One area that does seem likely to be impacted is decentralized finance (DeFi). Multiple people told CoinDesk that the proposed rule’s biggest – and most unclear – impact would be on DeFi projects.
For one thing, many DeFi projects rely on smart contracts to store or escrow funds. Users engage with, say, Compound by connecting their MetaMask wallet to the lending platform. Subsequent transactions are reflected in the wallet itself, and unique to the user’s holdings.
Plus, these smart-contract-powered platforms don’t have physical addresses, nor are they necessarily operating under the auspices of an actual company. In short, Uniswap would persist if Uniswap’s founders were arrested.
It is unclear how such DeFi platforms would be treated under FinCEN’s proposed rule.

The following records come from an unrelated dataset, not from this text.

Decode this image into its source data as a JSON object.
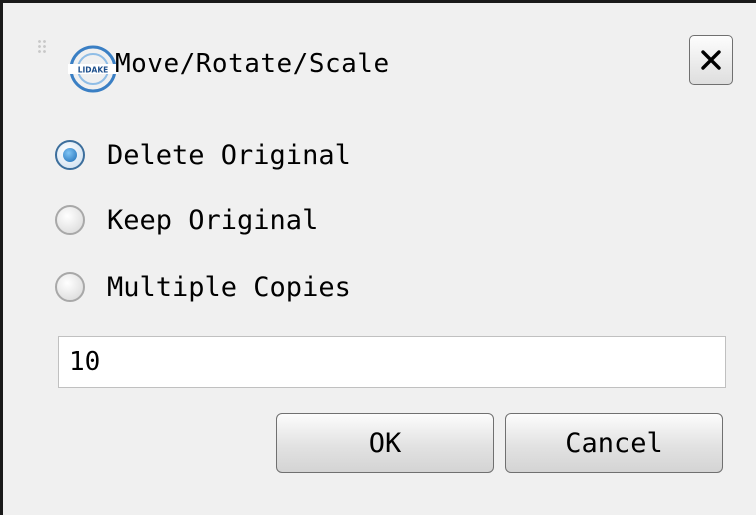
{
  "window": {
    "title": "Move/Rotate/Scale",
    "logo_text": "LIDAKE",
    "close_icon": "close-icon"
  },
  "options": [
    {
      "label": "Delete Original",
      "checked": true
    },
    {
      "label": "Keep Original",
      "checked": false
    },
    {
      "label": "Multiple Copies",
      "checked": false
    }
  ],
  "copies": {
    "value": "10"
  },
  "buttons": {
    "ok_label": "OK",
    "cancel_label": "Cancel"
  },
  "colors": {
    "radio_selected": "#1c6cb5",
    "logo_blue": "#3a7fc4"
  }
}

“Since smart contracts do not have a name or physical address, they may be unable to interact with the U.S. financial system,” Kim said.

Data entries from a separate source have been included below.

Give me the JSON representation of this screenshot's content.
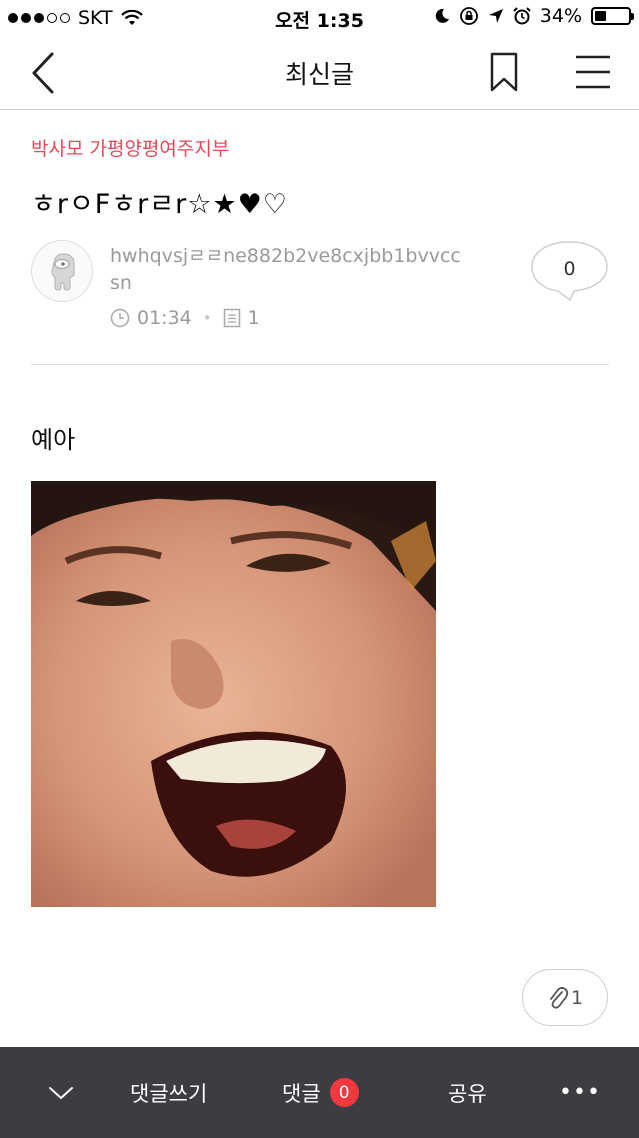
{
  "status_bar": {
    "carrier": "SKT",
    "time": "오전 1:35",
    "battery": "34%",
    "battery_level": 0.34
  },
  "nav": {
    "title": "최신글"
  },
  "post": {
    "board": "박사모 가평양평여주지부",
    "title": "ㅎrㅇFㅎrㄹr☆★♥♡",
    "author": "hwhqvsjㄹㄹne882b2ve8cxjbb1bvvccsn",
    "time": "01:34",
    "view_count": "1",
    "comment_count": "0",
    "body": "예아",
    "attachment_count": "1"
  },
  "bottom_bar": {
    "write_label": "댓글쓰기",
    "comments_label": "댓글",
    "comments_count": "0",
    "share_label": "공유",
    "more_label": "•••"
  },
  "colors": {
    "accent": "#e8495a",
    "badge": "#f0383e",
    "bottom_bar_bg": "#3d3d41",
    "meta_text": "#9a9a9a"
  },
  "icons": [
    "wifi-icon",
    "moon-icon",
    "rotation-lock-icon",
    "location-arrow-icon",
    "alarm-icon",
    "battery-icon",
    "back-chevron-icon",
    "bookmark-icon",
    "hamburger-menu-icon",
    "clock-icon",
    "document-icon",
    "speech-bubble-icon",
    "paperclip-icon",
    "chevron-down-icon",
    "more-dots-icon"
  ]
}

Read more: Coinbase CEO: Trump Administration May ‘Rush Out’ Burdensome Crypto Wallet Rules
Also, smart contracts don’t necessarily have counterparties, Allaire said. If a business is trying to send a large payment independently using crypto, it would need the counterparties’ names and addresses. Institutional investors providing liquidity to a DeFi platform would presumably not be covered by such rules.
This could throw an entire segment of the blockchain industry into a legal gray area, the Digital Chamber’s Kim said.
“Treasury should not impose a rule that could have a deleterious impact on this promising area of development without understanding the benefits to innovation,” she said.
“What if you want to send to the Compound Protocol? There is no name and address, it’s a market,” Allaire said. “It could create a situation where the only way to use DeFi protocols is to be outside the U.S.”
This could even affect the Eth 2.0 staking contract, he said. To stake on the next iteration of the Ethereum blockchain, users must send 32 ETH to the smart contract, or about $20,000 – well over FinCEN’s limits.
“The vagueness of the rule also calls into question whether funds that were used in DeFi would or could be accepted if a user attempted to move those funds to a ‘hosted’ wallet,” Kim said.
Allaire noted that the FinCEN rule raises new questions about privacy and how government regulators are approaching privacy concerns for digital cash. If exchanges are required to submit blockchain addresses, physical addresses and names to the agency, the federal government might be able to essentially track an individual’s digital activity.
This differs from how physical cash is treated, he said.
“When you walk out of a bank, they can report you did that, but they can’t track you,” he said. “There’s a massive amount of personally identifiable information that’s about to start getting blasted around the world.”
Moreover, the rule could prove counterproductive to FinCEN’s actual mission of tracking malicious actors, Jacobson said. While the new reporting requirements might drive bad actors away from U.S. exchanges, it’s likely they’d just set up shop at an offshore platform.
“In some ways that isn’t a bad thing but could hurt FinCEN’s regulatory objectives because they won’t collect [that data],” he noted.
Read more: Self-Hosted Bitcoin Wallets Become Front Line in Fight Over Crypto Regulations
The number of issues raised by the proposed rulemaking should mean that the comment period is extended and that the Treasury Department engages with industry participants, Allaire said.
Kim noted that the Customer Due Diligence Rule for banks took more than four years to implement, and saw an advanced notice of proposed rulemaking as well as extended conversations with the industry.
Advocacy groups and companies such as Coinbase have already begun preparing comment letters responding to FinCEN’s proposed rule.
Coin Center even set up a module to streamline the process for the general public to weigh in.
“If we don’t take the right approach the U.S. could end up significantly hamstrung versus other areas of the world in terms of development and innovation,” Casa’s Neuman said. “We definitely don’t want that to happen so it’s up to us to make sure.”